It's So Personal: Marfan Syndrome

A reader writes:

My wife has Marfan Syndrome, a condition that (among other things) leaves people susceptible to sudden dilation or aneurysm of the aorta. It weakens the walls of the aorta with no symptoms, followed sometimes by catastrophic tearing.  When it tears, there's an 80% of death - 65% en Davinciroute to the hospital, 15% at the hospital - and only 20% survive through aortic graft surgery.  Pregnancy greatly exacerbates that risk.

We knew about the dangers during my wife's first pregnancy, so she had repeated measurements of the aorta.  It got a little bigger, but never to the danger zone. Our daughter was delivered by C-section without serious complications.  Once the aorta gets bigger, however, it never gets smaller, so the pregnancy left my wife on the precipice of serious medical catastrophe. 

A few years later came the second pregnancy.  Her OB/GYN sent her to a Marfan specialist at Johns Hopkins.  He treated us like we were murderers - or rather, treated her like she was a slow-motion suicide.  He insisted on an immediate abortion.  He plied us with his recently published study demonstrating that all of his previously pregnant Marfan patients died during the second pregnancy.  And he pointed out that all the women in his study were at least 5 to 10 years younger than my wife at the time.

We decided to proceed instead with the help of an OB/GYN who specialized in dangerous and difficult pregnancies, fighting to make them safe and successful.

The aorta grew a little bigger, approached the danger zone but never crossed the line. Then, a catastrophe!  She was walking down the hallway in the Senate, where she worked, when a sudden intense back pain caused her to fall - luckily, just outside the office of Sen. Bill Frist, M.D., who immediately diagnosed the pain as an aortic dissection and got her to Georgetown.
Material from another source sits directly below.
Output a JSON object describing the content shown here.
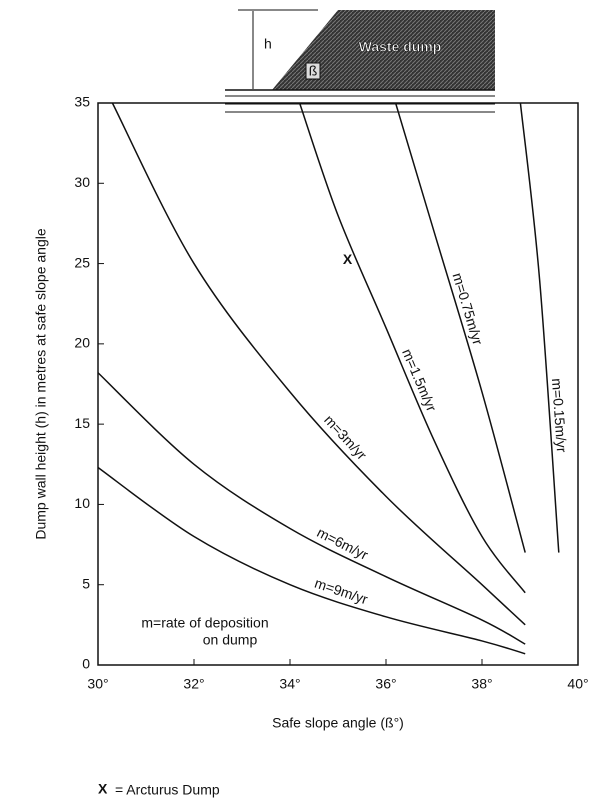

She was stuck in a big blue bag of ice, doctors performed a C-Section, the operating-room gurney was spun around, and other doctors came in to replace the part of her aorta that had burst.
 
The tough decision was not at Johns Hopkins, where we ignored (foolishly ignored, you could say) this cold research professional with his certitude that pregnancy = death.  The tough decision was at Georgetown, in the few minutes while we were waiting for the MRI results to confirm the aortic dissection and set the wild night of surgeries into motion.  My wife and I discussed what to do if there were complications during the C-Section and it came down to saving her or saving our newborn son.
 
Our son is now 16, and my wife is fine. So is our daughter, age 21.